Approximately 30 officers responded to the call in May 2023, then determined it was a swatting incident after finding no shooter and confirming that mosque staff was safe. In a statement, SCSO Sheriff Dennis Lemma said that “swatting is a perilous and senseless crime, which puts innocent lives in dangerous situations and drains valuable resources” by prompting a “substantial law enforcement response.”

Seminole County authorities coordinated with the FBI and Department of Justice to track the alleged “serial swatter” down, ultimately arresting Filion on January 18. According to SCSO, police were able to track down Filion after he allegedly “created several accounts on websites offering swatting services” that were linked to various IP addresses connected to his home address. The FBI then served a search warrant on the residence and found “incriminating evidence.”

Filion has been charged as an adult for a variety of offenses, including making a false report while facilitating or furthering an act of terrorism. He is currently being detained in Florida, CNN reported.

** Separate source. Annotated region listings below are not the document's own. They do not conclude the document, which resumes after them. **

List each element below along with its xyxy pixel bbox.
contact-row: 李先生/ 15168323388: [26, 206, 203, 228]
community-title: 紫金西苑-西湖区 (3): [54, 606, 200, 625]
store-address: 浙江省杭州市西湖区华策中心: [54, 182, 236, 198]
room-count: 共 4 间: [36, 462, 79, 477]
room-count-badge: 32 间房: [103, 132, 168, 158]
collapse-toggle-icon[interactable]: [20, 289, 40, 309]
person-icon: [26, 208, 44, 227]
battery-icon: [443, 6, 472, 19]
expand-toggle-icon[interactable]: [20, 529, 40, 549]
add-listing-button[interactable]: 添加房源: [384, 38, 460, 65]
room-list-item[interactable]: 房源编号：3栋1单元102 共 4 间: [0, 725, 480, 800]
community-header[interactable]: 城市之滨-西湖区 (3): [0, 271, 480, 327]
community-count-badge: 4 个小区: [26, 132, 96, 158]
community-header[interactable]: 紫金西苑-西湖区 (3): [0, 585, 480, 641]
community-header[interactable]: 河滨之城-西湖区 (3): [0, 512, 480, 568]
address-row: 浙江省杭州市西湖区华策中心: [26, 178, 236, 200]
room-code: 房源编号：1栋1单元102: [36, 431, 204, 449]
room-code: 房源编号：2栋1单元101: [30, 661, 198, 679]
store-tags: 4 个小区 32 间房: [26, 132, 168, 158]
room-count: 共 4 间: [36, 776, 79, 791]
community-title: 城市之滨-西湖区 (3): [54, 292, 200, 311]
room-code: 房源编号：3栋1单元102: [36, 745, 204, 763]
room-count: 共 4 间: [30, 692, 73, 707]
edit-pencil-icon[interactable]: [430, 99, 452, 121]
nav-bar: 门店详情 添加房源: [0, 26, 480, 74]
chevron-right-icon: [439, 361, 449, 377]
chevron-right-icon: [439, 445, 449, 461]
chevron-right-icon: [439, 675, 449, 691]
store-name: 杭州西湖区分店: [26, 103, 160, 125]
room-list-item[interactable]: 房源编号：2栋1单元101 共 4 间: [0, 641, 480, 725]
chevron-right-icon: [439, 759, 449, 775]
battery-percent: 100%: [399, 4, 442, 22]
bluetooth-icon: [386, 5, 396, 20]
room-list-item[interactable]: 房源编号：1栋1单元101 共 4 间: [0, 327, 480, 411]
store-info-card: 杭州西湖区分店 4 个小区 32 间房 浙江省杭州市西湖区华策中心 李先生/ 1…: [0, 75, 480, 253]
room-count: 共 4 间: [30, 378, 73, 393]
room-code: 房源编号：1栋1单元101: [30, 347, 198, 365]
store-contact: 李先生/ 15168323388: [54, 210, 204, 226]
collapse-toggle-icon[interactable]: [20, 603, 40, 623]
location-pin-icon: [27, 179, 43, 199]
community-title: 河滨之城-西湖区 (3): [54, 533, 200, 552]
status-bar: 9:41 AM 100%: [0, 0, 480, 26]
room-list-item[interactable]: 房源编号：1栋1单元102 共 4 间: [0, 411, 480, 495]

Earlier this year, Sen. Rick Scott (R-Fla.) introduced legislation to “crack down” on swattings after he became a target at his home in December. If passed, the Preserving Safe Communities by Ending Swatting Act would impose strict penalties, including a maximum sentence of 20 years in prison for any swatting that lead to serious injuries. If death results, bad actors risk a lifetime sentence. That bill is currently under review by the House Judiciary Committee.

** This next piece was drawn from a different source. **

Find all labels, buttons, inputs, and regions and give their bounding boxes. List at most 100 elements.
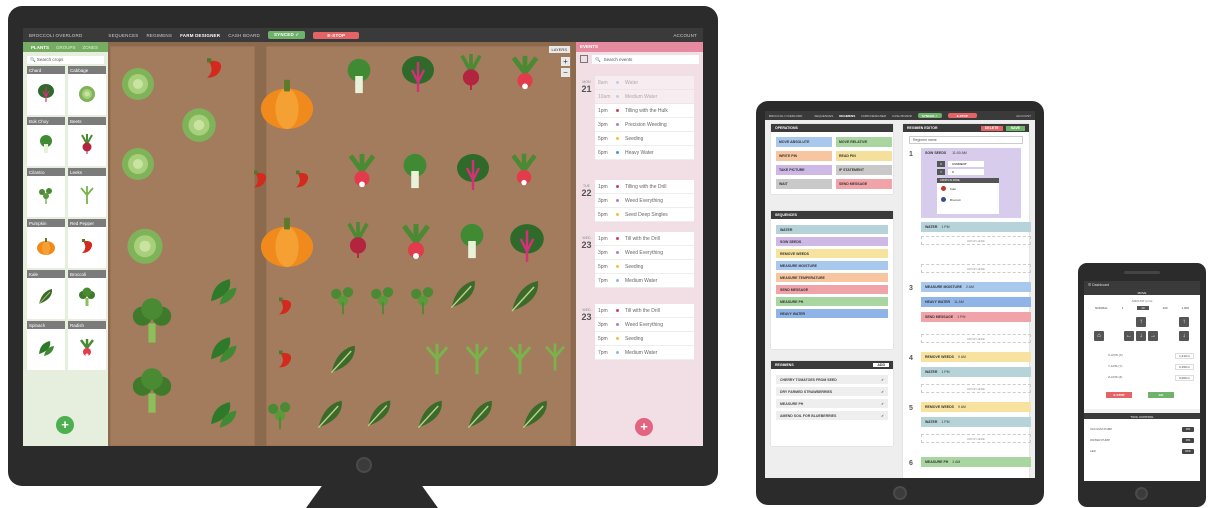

“We must send a message to the cowards behind these calls—this isn’t a joke, it’s a crime,” Scott said.

Last year, Sen. Chuck Schumer (D-NY) warned that an “unprecedented wave” of swatting attacks in just two weeks had targeted 11 states, including more than 200 schools across New York. In response, Schumer called for over $10 million in FBI funding to “specifically tackle the growing problem of swatting.”

Schumer said it was imperative that the FBI begin tracking the incidents more closely, not just to protect victims from potentially deadly swattings, but also to curb costs to law enforcement and prevent unnecessary delays of emergency services tied up by hoax threats.

As a result of Schumer’s push, the FBI announced it would finally begin tracking swatting incidents nationwide. Hundreds of law enforcement agencies and police departments now rely on an FBI database to share information on swatting incidents.

Coordination appears to be key to solving these cases. Lemma noted that SCSO has an “unwavering dedication” to holding swatters accountable, “regardless of where they are located.” His office confirmed that investigators suspect that Filion may have also been behind “other swatting incidents” across the US. SCSO said that it will continue coordinating with local authorities investigating those incidents.

“Make no mistake, we will continue to work tirelessly in collaboration with our policing partners and the judiciary to apprehend swatting perpetrators,” Lemma said. “Gratitude is extended to all agencies involved at the local, state, and federal levels, and this particular investigation and case stands as a stern warning: swatting will face zero tolerance, and measures are in place to identify and prosecute those responsible for such crimes.”